ERISA and the IRC require that a plan have a written plan document that includes the plan provisions such as the eligibility, contribution amounts, distribution provisions, etc. Additionally, the plan document includes certain IRS provisions like age 70 ½ distributions. Plan documents explicitly provide all major plan terms, and it is generally unnecessary to establish a lot of administrative provisions interpreting or clarifying the plan’s provisions. It is important to understand that the terms of the plan control how the plan should be operated, and a HR manual, an employee handbook, an employee offer letter, or an administrative handbook cannot override the terms of the plan document.
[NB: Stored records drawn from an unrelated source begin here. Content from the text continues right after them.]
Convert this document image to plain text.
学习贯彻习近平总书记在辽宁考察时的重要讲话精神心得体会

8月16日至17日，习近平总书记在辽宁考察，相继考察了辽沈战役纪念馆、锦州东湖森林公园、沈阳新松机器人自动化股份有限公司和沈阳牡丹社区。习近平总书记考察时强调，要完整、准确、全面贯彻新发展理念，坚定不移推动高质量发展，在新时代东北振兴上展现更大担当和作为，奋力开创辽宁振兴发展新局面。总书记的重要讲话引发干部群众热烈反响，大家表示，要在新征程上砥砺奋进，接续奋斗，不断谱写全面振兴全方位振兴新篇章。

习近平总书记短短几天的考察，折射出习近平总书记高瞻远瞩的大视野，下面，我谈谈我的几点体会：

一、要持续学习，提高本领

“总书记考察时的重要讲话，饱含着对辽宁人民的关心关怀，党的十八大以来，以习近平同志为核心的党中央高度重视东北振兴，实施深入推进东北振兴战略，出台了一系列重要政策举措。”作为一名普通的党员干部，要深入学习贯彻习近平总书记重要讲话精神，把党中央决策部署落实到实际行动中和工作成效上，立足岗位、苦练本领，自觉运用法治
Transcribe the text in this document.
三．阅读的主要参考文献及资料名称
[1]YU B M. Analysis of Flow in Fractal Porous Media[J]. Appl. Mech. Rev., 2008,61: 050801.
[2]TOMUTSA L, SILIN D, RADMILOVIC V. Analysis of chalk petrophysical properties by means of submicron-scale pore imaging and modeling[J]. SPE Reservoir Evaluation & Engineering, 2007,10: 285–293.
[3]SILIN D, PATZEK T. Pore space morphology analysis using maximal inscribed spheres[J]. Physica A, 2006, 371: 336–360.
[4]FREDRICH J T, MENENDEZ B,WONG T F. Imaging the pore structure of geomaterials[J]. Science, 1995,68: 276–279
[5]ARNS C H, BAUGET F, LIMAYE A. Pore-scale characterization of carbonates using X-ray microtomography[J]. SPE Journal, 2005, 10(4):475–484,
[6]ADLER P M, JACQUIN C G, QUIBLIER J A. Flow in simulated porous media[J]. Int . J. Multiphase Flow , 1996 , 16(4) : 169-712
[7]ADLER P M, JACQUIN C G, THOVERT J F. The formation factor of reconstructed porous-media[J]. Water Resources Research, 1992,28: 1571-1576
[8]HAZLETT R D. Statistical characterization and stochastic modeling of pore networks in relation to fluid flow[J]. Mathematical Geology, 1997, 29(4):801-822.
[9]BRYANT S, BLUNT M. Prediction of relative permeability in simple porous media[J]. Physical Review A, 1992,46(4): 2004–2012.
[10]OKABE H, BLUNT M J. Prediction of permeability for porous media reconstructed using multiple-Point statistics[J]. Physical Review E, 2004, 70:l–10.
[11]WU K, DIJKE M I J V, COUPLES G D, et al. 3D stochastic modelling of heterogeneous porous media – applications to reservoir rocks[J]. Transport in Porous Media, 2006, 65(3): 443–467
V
It is important for all individuals who work on the plan to be familiar with the plan terms and be informed of any plan amendments. It is a good practice to periodically have a meeting to review the terms of the plan to make sure that no one has gotten confused or forgotten the plan terms. If there is a plan provision that an employer wants to change, the plan provision should generally be amended before the plan provision is changed operationally.
Occasionally, an employer will want to do something more generous for participants than the plan document provides, and thus the employer believes that there is no harm in doing something that is inconsistent with the plan terms. For example, the employer may wish to waive the eligibility requirements for some rank-and-file participants. However, the IRS requires that the operation of the plan conform to the plan document even when the employer is trying to be generous.
The IRS 401(k) Fix-It Guide includes error #2 as a general reminder to operate a plan according to its terms and then highlights some specific issues as part of their twelve common errors list.